Finalement, le tazieh est officiellement toléré, et encore une fois utilisé comme instrument de pouvoir servant à consolider la foi des gens simples. En 1991, le tazieh se produit sur scène au festival d'Avignon ; en 2005, à Paris, sur les écrans lors d'un festival à la Cinémathèque du Trocadéro, et très récemment, en juin 2006, au 24e Festival international de théâtre de Fribourg. A cette occasion, un cinéaste iranien a présenté, hors compétition, son dernier documentaire qui s'intitulait A Look ta Tazieh.
Tazieh au festival d'Avignon, 1991
Aujourd'hui, le tazieh a perdu de son éclat d'antan. Sa rigueur, qui se traduit par une mise en scène sommaire, des costumes, des accessoires et des décors minimalistes - banderoles citant le Coran, drapeaux -, ne favorise ni sa modernisation ni sa diffusion.
Nombreux sont ceux qui s'interrogent : le tazieh doit-il se renouveler, aller vers une modernisation, s'actualiser, pour accroître son public, ou bien se protéger pour garder sa pureté, au risque d'être relégué au rang de tradition folklorique ?

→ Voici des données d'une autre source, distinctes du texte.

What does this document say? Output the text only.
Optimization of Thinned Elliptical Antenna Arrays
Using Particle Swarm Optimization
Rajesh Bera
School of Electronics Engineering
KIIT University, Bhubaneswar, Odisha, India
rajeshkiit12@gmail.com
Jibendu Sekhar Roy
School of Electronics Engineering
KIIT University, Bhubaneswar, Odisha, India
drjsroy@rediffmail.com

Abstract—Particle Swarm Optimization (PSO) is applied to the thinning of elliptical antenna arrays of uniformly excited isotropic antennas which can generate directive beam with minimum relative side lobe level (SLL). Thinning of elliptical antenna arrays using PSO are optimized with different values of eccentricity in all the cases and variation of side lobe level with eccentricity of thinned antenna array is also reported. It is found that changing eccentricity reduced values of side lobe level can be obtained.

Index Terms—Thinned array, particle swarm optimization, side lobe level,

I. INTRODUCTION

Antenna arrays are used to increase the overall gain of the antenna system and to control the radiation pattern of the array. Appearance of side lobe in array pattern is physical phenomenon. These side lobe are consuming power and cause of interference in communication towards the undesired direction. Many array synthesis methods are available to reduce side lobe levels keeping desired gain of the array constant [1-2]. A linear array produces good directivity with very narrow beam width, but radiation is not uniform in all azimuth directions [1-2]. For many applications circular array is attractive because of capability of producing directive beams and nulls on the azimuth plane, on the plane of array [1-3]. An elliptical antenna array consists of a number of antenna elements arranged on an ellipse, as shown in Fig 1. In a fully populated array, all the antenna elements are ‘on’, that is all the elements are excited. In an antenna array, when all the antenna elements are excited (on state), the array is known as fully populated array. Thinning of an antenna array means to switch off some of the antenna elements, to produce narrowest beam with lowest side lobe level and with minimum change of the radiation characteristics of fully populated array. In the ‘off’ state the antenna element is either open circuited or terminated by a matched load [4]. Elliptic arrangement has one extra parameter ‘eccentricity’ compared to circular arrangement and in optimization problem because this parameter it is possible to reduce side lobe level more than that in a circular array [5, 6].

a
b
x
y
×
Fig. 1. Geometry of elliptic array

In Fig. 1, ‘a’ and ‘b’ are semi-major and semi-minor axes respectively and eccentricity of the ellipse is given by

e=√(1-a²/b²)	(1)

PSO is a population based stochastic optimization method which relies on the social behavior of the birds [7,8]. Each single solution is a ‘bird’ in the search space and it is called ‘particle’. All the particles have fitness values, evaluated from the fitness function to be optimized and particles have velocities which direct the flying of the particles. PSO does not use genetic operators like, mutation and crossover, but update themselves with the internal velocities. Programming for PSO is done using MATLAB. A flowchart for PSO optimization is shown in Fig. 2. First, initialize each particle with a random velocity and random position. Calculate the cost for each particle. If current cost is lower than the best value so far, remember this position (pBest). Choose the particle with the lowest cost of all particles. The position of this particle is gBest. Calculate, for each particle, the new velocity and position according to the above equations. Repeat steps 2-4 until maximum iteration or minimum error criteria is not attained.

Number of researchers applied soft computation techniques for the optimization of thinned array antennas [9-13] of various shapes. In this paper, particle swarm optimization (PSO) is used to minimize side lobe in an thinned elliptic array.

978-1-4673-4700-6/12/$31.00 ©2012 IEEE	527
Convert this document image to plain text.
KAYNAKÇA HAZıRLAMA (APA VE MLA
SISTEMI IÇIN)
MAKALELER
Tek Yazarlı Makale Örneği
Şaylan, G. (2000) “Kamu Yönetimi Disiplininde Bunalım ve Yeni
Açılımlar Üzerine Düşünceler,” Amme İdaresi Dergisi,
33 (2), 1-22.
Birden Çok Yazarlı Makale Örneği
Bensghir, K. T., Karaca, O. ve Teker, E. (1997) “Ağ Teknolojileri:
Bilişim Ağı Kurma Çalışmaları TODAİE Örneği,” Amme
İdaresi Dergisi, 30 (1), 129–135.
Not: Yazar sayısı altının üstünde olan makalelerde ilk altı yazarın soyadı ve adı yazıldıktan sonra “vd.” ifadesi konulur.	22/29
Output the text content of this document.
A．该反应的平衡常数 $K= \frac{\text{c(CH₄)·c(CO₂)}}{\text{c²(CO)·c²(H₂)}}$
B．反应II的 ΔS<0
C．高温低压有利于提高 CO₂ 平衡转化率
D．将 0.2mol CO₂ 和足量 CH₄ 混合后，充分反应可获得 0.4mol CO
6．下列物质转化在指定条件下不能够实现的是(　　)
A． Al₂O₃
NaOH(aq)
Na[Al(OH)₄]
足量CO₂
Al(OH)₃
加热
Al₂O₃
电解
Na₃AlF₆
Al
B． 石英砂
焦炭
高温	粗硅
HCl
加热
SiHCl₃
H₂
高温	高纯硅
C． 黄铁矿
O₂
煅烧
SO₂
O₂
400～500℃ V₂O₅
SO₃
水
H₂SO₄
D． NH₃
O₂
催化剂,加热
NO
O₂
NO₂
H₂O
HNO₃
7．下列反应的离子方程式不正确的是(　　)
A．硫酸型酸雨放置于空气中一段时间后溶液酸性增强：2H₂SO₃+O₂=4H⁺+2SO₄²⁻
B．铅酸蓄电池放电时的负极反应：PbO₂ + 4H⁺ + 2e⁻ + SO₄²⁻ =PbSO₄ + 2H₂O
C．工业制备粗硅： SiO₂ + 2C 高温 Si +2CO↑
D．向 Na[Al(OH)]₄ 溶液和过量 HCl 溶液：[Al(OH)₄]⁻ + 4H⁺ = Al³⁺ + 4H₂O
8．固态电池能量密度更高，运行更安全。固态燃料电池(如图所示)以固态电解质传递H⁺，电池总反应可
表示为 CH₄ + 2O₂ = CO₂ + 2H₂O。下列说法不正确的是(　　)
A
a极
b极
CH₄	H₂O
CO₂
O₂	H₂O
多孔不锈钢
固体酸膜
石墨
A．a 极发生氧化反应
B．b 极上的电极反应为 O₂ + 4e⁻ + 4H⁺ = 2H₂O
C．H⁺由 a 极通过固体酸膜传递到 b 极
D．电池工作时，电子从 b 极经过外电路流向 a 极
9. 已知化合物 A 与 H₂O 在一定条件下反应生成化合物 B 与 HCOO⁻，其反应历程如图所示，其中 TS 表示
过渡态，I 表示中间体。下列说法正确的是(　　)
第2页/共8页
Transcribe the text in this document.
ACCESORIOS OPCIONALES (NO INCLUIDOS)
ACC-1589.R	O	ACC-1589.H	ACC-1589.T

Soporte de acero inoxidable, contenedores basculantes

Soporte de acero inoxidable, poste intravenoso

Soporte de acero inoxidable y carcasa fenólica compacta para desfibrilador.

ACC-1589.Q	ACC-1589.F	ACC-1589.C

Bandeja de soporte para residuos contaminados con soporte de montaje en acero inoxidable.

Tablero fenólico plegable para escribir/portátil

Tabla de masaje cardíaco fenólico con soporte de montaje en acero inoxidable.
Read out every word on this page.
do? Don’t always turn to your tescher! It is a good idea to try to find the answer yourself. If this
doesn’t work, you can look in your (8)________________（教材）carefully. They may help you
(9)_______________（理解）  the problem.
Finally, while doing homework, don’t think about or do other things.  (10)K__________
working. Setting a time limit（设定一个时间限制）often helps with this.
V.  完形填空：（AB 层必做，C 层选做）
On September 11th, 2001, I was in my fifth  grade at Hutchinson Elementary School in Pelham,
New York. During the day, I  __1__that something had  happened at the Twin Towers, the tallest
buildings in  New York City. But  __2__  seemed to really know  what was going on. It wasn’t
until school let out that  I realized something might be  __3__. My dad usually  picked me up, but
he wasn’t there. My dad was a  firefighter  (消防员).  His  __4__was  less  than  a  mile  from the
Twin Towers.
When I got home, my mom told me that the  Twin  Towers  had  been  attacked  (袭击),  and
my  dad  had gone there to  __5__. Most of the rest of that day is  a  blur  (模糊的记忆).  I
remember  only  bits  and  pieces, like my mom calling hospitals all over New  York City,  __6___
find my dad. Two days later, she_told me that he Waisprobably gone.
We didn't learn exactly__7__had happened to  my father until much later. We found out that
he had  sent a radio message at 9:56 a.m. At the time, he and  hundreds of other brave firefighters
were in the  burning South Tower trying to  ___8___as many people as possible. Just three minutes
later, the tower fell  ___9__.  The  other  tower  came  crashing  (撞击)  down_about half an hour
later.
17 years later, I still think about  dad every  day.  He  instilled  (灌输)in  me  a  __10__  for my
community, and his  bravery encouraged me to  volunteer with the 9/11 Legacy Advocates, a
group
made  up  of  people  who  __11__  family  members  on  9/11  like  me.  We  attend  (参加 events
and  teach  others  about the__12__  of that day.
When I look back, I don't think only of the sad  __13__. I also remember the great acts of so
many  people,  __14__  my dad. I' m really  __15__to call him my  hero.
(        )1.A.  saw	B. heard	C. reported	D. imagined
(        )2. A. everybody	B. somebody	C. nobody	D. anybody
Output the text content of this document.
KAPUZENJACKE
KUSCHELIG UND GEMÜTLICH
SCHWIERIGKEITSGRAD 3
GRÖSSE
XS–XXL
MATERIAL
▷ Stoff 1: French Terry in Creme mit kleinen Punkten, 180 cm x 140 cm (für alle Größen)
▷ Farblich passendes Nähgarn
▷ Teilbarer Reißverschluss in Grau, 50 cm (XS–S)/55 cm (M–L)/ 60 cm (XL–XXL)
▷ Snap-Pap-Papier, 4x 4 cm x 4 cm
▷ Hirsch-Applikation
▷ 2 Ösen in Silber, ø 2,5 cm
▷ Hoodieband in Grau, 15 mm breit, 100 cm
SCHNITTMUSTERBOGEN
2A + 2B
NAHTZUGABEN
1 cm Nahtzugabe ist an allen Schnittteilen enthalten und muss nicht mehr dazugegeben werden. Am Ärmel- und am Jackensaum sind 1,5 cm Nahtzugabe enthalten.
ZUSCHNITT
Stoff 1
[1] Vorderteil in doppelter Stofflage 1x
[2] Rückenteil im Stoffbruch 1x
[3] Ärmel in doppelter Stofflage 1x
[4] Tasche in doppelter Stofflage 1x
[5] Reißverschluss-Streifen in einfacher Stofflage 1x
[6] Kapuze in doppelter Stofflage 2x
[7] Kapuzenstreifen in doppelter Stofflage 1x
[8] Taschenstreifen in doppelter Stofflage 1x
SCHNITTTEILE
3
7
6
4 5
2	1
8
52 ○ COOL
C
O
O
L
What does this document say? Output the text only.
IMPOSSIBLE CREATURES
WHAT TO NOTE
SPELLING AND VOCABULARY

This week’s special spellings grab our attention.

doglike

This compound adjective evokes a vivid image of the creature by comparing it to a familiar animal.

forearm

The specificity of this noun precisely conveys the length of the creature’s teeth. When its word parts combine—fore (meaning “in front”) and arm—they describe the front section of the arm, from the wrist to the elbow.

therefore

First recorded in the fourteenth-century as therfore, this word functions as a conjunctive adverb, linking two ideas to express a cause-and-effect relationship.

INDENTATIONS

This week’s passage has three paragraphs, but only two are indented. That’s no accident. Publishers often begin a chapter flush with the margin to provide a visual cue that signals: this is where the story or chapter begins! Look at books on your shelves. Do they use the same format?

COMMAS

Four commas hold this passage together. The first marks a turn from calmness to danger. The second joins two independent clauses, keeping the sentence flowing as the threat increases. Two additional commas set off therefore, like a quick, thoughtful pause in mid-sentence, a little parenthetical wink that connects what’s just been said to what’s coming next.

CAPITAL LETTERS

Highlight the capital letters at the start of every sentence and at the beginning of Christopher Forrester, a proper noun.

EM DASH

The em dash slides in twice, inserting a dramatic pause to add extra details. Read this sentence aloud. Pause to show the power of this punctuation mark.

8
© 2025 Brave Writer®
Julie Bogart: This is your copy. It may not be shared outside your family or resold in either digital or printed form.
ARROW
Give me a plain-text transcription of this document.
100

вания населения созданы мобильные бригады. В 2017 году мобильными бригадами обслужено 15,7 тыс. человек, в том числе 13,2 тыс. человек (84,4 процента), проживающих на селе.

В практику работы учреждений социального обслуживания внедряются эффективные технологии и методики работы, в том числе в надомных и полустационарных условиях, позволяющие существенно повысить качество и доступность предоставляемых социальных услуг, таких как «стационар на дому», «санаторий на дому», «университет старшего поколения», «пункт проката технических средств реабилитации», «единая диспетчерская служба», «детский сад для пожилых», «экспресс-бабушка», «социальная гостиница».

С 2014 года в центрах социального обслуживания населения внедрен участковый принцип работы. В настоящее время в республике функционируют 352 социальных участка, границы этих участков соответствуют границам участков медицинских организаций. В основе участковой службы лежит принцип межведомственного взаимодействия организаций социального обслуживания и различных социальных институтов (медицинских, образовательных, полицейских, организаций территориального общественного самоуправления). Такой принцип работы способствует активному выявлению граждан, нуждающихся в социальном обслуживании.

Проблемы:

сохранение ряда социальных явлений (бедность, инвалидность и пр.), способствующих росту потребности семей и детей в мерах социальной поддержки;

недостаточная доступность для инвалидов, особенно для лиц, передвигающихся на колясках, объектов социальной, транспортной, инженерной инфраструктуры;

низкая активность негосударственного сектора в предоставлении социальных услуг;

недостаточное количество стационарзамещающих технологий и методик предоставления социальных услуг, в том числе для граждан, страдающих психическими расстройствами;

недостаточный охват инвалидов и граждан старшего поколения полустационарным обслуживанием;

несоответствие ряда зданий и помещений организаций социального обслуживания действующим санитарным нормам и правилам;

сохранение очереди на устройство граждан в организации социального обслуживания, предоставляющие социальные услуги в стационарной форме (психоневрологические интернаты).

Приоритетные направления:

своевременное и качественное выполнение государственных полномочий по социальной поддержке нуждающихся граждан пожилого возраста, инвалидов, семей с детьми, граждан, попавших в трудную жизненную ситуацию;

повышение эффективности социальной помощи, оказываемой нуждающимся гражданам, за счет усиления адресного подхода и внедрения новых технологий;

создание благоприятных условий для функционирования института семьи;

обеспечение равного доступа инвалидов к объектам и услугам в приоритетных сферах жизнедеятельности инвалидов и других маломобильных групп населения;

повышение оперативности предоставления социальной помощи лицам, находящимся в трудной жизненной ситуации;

Mais ceux qui posent la question en termes de modernité ou de tradition semblent faire abstraction du rôle fondamental, originel et intrinsèque du tazieh : alimenter la mémoire du peuple chiite iranien dans le but d'affermir sa foi.
Aujourd'hui, si le tazieh se joue encore dans tout l'Iran, dans chaque grande ville, et dans tous les villages, autour d'Ispahan, de Tabriz, de Yazd, il est contrôlé par les mollahs, qui détiennent le pouvoir d'autoriser ou non les metteurs en scène et les acteurs à le représenter. Les compétences de ces derniers ne sont reconnues que s'ils affichent une conduite de bons chiites, c'est-à-dire s'ils participent à la grande prière collective du vendredi, s'ils ne tiennent pas de propos considérés comme une atteinte au chiisme.
Ceux qui, depuis la révolution chiite jusqu'aujourd'hui, n'entraient pas dans le moule, se sont exilés.